Punchlet As a Function¶
Abstract
A punchlet is a function transforming some input data. It is meant to be deployed in a punchlet runtime engine typically part of a data processing pipeline.
Punchlets Explained¶
Consider a simple example: rhe following punchlet adds one field to whatever input data is given:
{ [user][age] = 22; }
This syntax is short and easy. Here is how it actually works. A punchlet is a Java class instance. Its actual signature is defined as follows:
/*
* Your punchlet is an object implementing some interface.
* A punchlet is created and injected with some fields, in particular
* resource JSON files, groks patterns, a so-called world Tuple to give your
* Punch let access to the outside world, etc .. .
*
* A punchlet must implement a single 'execute' function, the one that will be executed
* with the input data.
*/
class Punchlet {
/*
* @param root : the root Tuple, containing the data (logs, events, whatever)
*/
void execute(Tuple root) {
// your punchlet code
root:[user][age] = 22;
}
}
It is only to make it simpler that the Punch short notation is provided. When you write
{ [user][age] = 22; }
The Punch compiler will take care of filling the rest, and at runtime additional resources will be injected to your punchlet.
When you deploy that punchlet in a stream of data; it will be applied to each traversing data item.
Packaging Punchlets¶
You can deliver punchlet files in several ways.
The simplest:
{ [user][age] = 22; }
// @test(fields=[user][name]) bob
{ [user][age] = 22; }
A better way is to ship your punchlet as part of a yaml file. You can then
add some description, more sophisticated input data as well as resources
, an important
punchlet feature described later on. Here is an example:
description: >
Here is a simple example of the ipmatch operator.

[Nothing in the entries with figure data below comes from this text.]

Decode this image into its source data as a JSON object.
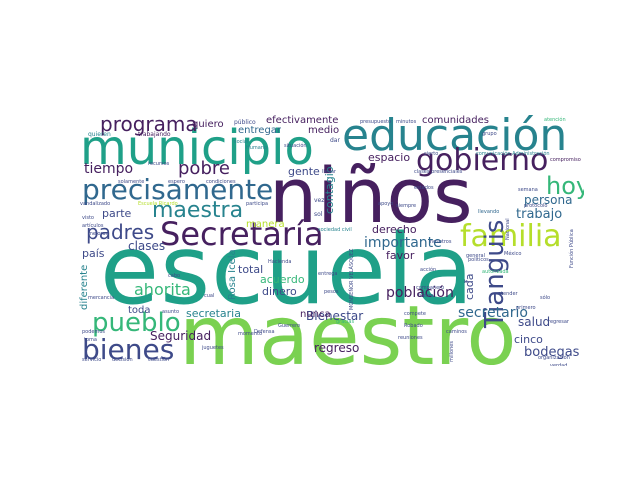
{
  "palette": {
    "dark_purple": "#46205f",
    "indigo": "#3e4a89",
    "blue": "#30688e",
    "teal": "#27838e",
    "green_teal": "#1fa088",
    "green": "#35b779",
    "light_green": "#7ad151",
    "yellow_green": "#b5de2b",
    "yellow": "#e2e418"
  },
  "words": {
    "escuela": "escuela",
    "maestro": "maestro",
    "ninos": "niños",
    "municipio": "municipio",
    "educacion": "educación",
    "secretaria": "Secretaría",
    "precisamente": "precisamente",
    "gobierno": "gobierno",
    "maestra": "maestra",
    "familia": "familia",
    "pueblo": "pueblo",
    "bienes": "bienes",
    "programa": "programa",
    "tianguis": "Tianguis",
    "hoy": "hoy",
    "padres": "padres",
    "pobre": "pobre",
    "tiempo": "tiempo",
    "clases": "clases",
    "ahorita": "ahorita",
    "importante": "importante",
    "poblacion": "población",
    "secretario": "secretario",
    "seguridad": "Seguridad",
    "bodegas": "bodegas",
    "bienestar": "Bienestar",
    "trabajo": "trabajo",
    "persona": "persona",
    "salud": "salud",
    "regreso": "regreso",
    "cinco": "cinco",
    "secretaria_lower": "secretaria",
    "dinero": "dinero",
    "acuerdo": "acuerdo",
    "total": "total",
    "derecho": "derecho",
    "favor": "favor",
    "pais": "país",
    "parte": "parte",
    "manera": "manera",
    "toda": "toda",
    "nunca": "nunca",
    "contagio": "contagio",
    "gente": "gente",
    "espacio": "espacio",
    "cada": "cada",
    "quiero": "quiero",
    "efectivamente": "efectivamente",
    "entregar": "entregar",
    "medio": "medio",
    "comunidades": "comunidades",
    "diferente": "diferente",
    "rosa_icela": "Rosa Icela",
    "guerrero": "Guerrero",
    "hacienda": "Hacienda",
    "nacional": "Nacional",
    "quieren": "quieren",
    "trabajando": "trabajando",
    "publico": "público",
    "presupuesto": "presupuesto",
    "minutos": "minutos",
    "atencion": "atención",
    "grupo": "grupo",
    "cierto": "cierto",
    "comunicacion": "comunicación Administración",
    "compromiso": "compromiso",
    "clases_presenciales": "clases presenciales",
    "situacion": "situación",
    "llevar": "llevar",
    "humano": "Humano",
    "recursos": "recursos",
    "social": "social",
    "dar": "dar",
    "solamente": "solamente",
    "espero": "espero",
    "condiciones": "condiciones",
    "semana": "semana",
    "llevando": "llevando",
    "protocolo": "protocolo",
    "funcion_publica": "Función Pública",
    "vandalizado": "vandalizado",
    "escuela_ricardo": "Escuela Ricardo",
    "participa": "participa",
    "siempre": "siempre",
    "apoyo": "apoyo",
    "visto": "visto",
    "articulos": "artículos",
    "sociedad_civil": "sociedad civil",
    "mexico": "México",
    "cabo": "cabo",
    "cual": "cual",
    "entrega": "entrega",
    "accion": "acción",
    "general": "general",
    "autorizada": "autorizada",
    "ir": "ir",
    "atender": "atender",
    "solo": "sólo",
    "pesos": "pesos",
    "fuerza": "fuerza",
    "mercancia": "mercancía",
    "asunto": "asunto",
    "defensa": "Defensa",
    "compete": "compete",
    "robado": "Robado",
    "caminos": "caminos",
    "primero": "primero",
    "regresar": "regresar",
    "podemos": "podemos",
    "toma": "toma",
    "servicio": "servicio",
    "decisión": "decisión",
    "cuestion": "cuestión",
    "juguetes": "juguetes",
    "momento": "momento",
    "reuniones": "reuniones",
    "millones": "millones",
    "organizacion": "organización",
    "verdad": "verdad",
    "politicos": "políticos",
    "companero": "compañero",
    "mejorar": "mejorar",
    "gracias": "gracias",
    "nosotros": "nosotros",
    "estados": "estados",
    "monsenor_velasquez": "MONSEÑOR VELÁSQUEZ",
    "sol": "sol",
    "vez": "vez"
  }
}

You want to know if an IP is in a list of ranges.
tests:
- logs:
log: 172.16.0.2
- logs:
log: 5.36.18.2
resources:
ranges:
- 10.0.0.0/8
- 172.16.0.0/12
- 192.168.0.0/16
- 127.0.0.1/32
punchlet: >
{
// Retrieve our IP domains from a punch resource.
// Resources comes from outside the punchlet. In this
// example it is defined above but in production
// it typically come from a S3 store, a remote filesystem
// etc..
Tuple ranges = getResourceTuple("ranges");
// You can use that resource tuple like any other.
[check] = ipmatch(ranges).contains([logs][log]);
}
If you use the punch language to write log parsers, the punch provides an official maven based packaging that allows you to add unit tests and sample log test files in a well structured package. Refer to the online parser repositorie.